6.2.2. Yukarıda yer verilen yasal düzenlemeler uyarınca, ayni haklar tapu siciline tescil ile doğar ve tescilin hukuki netice doğurabilmesi için de geçerli bir hukuki sebebinin bulunması zorunludur. Bu hususun tapunun illilik prensibinden kaynaklandığı açıktır. Oysa, oluşan sicilin hukuken geçerli bir sebebi bulunmadığı takdirde, tescilin yolsuz tescil niteliğini taşıyacağı ve sicilin iptali gerekeceğinde kuşku yoktur.

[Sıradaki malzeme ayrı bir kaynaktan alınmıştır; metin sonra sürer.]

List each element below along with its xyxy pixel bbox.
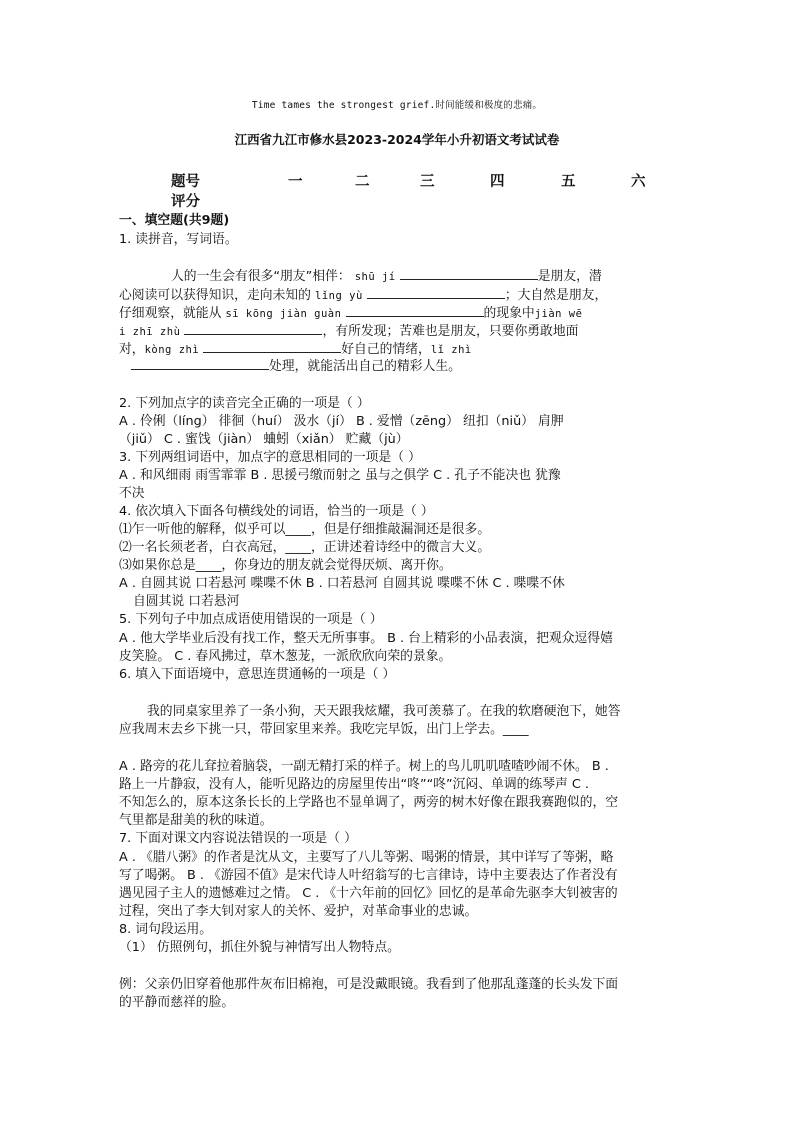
question-7-options-1: A . 《腊八粥》的作者是沈从文，主要写了八儿等粥、喝粥的情景，其中详写了等粥，略 (119, 850, 614, 865)
question-3-options-2: 不决 (119, 486, 145, 501)
question-1-line-1: 人的一生会有很多“朋友”相伴： shū jí 是朋友，潜 (171, 269, 602, 284)
question-5-options-2: 皮笑脸。 C . 春风拂过，草木葱茏，一派欣欣向荣的景象。 (119, 649, 452, 664)
question-8-example-2: 的平静而慈祥的脸。 (119, 995, 235, 1010)
answer-blank[interactable] (203, 340, 341, 353)
question-2-options-1: A . 伶俐（líng） 徘徊（huí） 汲水（jí） B . 爱憎（zēng） 纽扣（niǔ） 肩胛 (119, 414, 564, 429)
question-4-stem: 4. 依次填入下面各句横线处的词语，恰当的一项是（ ） (119, 504, 434, 519)
exam-title: 江西省九江市修水县2023-2024学年小升初语文考试试卷 (234, 132, 560, 147)
question-4-options-2: 自圆其说 口若悬河 (133, 594, 240, 609)
answer-blank[interactable] (400, 267, 538, 280)
question-6-passage-1: 我的同桌家里养了一条小狗，天天跟我炫耀，我可羡慕了。在我的软磨硬泡下，她答 (147, 704, 621, 719)
question-1-stem: 1. 读拼音，写词语。 (119, 232, 238, 247)
question-6-options-3: 不知怎么的，原本这条长长的上学路也不显单调了，两旁的树木好像在跟我赛跑似的，空 (119, 795, 619, 810)
score-col-3: 三 (420, 174, 435, 190)
motto: Time tames the strongest grief.时间能缓和极度的悲痛。 (251, 100, 543, 111)
question-4-sentence-2: ⑵一名长须老者，白衣高冠，____，正讲述着诗经中的微言大义。 (119, 540, 491, 555)
answer-blank[interactable] (346, 304, 484, 317)
question-2-options-2: （jiǔ） C . 蜜饯（jiàn） 蛐蚓（xiǎn） 贮藏（jù） (119, 432, 409, 447)
question-7-options-2: 写了喝粥。 B . 《游园不值》是宋代诗人叶绍翁写的七言律诗，诗中主要表达了作者没有 (119, 868, 618, 883)
question-8-example-1: 例：父亲仍旧穿着他那件灰布旧棉袍，可是没戴眼镜。我看到了他那乱蓬蓬的长头发下面 (119, 977, 619, 992)
score-col-6: 六 (631, 174, 646, 190)
score-col-4: 四 (490, 174, 505, 190)
question-4-sentence-3: ⑶如果你总是____，你身边的朋友就会觉得厌烦、离开你。 (119, 558, 452, 573)
answer-blank[interactable] (184, 322, 322, 335)
question-1-line-3: 仔细观察，就能从 sī kōng jiàn guàn 的现象中jiàn wē (119, 306, 583, 321)
question-1-line-2: 心阅读可以获得知识，走向未知的 lǐng yù ；大自然是朋友， (119, 288, 608, 303)
question-1-line-4: i zhī zhù ，有所发现；苦难也是朋友，只要你勇敢地面 (119, 324, 579, 339)
question-6-options-4: 气里都是甜美的秋的味道。 (119, 813, 273, 828)
question-7-options-4: 过程，突出了李大钊对家人的关怀、爱护，对革命事业的忠诚。 (119, 904, 478, 919)
question-3-options-1: A . 和风细雨 雨雪霏霏 B . 思援弓缴而射之 虽与之俱学 C . 孔子不能决也 犹豫 (119, 468, 561, 483)
question-4-sentence-1: ⑴乍一听他的解释，似乎可以____，但是仔细推敲漏洞还是很多。 (119, 522, 491, 537)
score-col-2: 二 (355, 174, 370, 190)
question-4-options-1: A . 自圆其说 口若悬河 喋喋不休 B . 口若悬河 自圆其说 喋喋不休 C . 喋喋不休 (119, 576, 565, 591)
question-8-stem: 8. 词句段运用。 (119, 922, 213, 937)
answer-blank[interactable] (367, 286, 505, 299)
question-6-options-1: A . 路旁的花儿耷拉着脑袋，一副无精打采的样子。树上的鸟儿叽叽喳喳吵闹不休。 B . (119, 759, 609, 774)
question-2-stem: 2. 下列加点字的读音完全正确的一项是（ ） (119, 396, 370, 411)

6.2.3. TMK’nın 1023. maddesinde; “ Tapu kütüğündeki tescile iyiniyetle dayanarak mülkiyet veya bir başka aynî hak kazanan üçüncü kişinin bu kazanımı korunur.", 1024/1. maddesinde; “Bir ayni hak yolsuz olarak tescil edilmiş ise, bunu bilen veya bilmesi gereken üçüncü kişi bu tescile dayanamaz.” 1024/2. maddesinde; “Bağlayıcı olmayan bir hukukî işleme dayanan veya hukukî sebepten yoksun bulunan tescil yolsuzdur.” 1024/3. maddesinde; “Böyle bir tescil yüzünden ayni hakkı zedelenen kimse, tescilin yolsuz olduğunu iyiniyetli olmayan üçüncü kişilere karşı doğrudan doğruya ileri sürebilir.” düzenlemelerine yer verilmiştir.
6.3. Değerlendirme
Dosya içeriğine, toplanan delillere, hükmün dayanağı olan ve kararın (IV/6.2.) numaralı paragrafında açıklanan yasal ve hukuksal gerekçeye, delillerin takdirinde bir isabetsizlik bulunmamasına ve hükmüne uyulan (IV/2) numaralı paragraftaki bozma kararında gösterildiği şekilde işlem yapılmış olmasına göre (IV/3.) numaralı paragrafta gösterilen gerekçe ile yazılı şekilde karar verilmiş olmasında bir isabetsizlik yoktur.
VI. SONUÇ
Açıklanan nedenlerle; davalı ... vekilinin yerinde bulunmayan temyiz itirazlarının reddiyle usul ve yasaya uygun olan hükmün ONANMASINA, aşağıda yazılı 4.422,66 TL bakiye onama harcının temyiz edenden alınmasına, kararın tebliğinden itibaren 15 gün içerisinde karar düzeltme yolu açık olmak üzere, 07/03/2022 tarihinde oybirliğiyle karar verildi.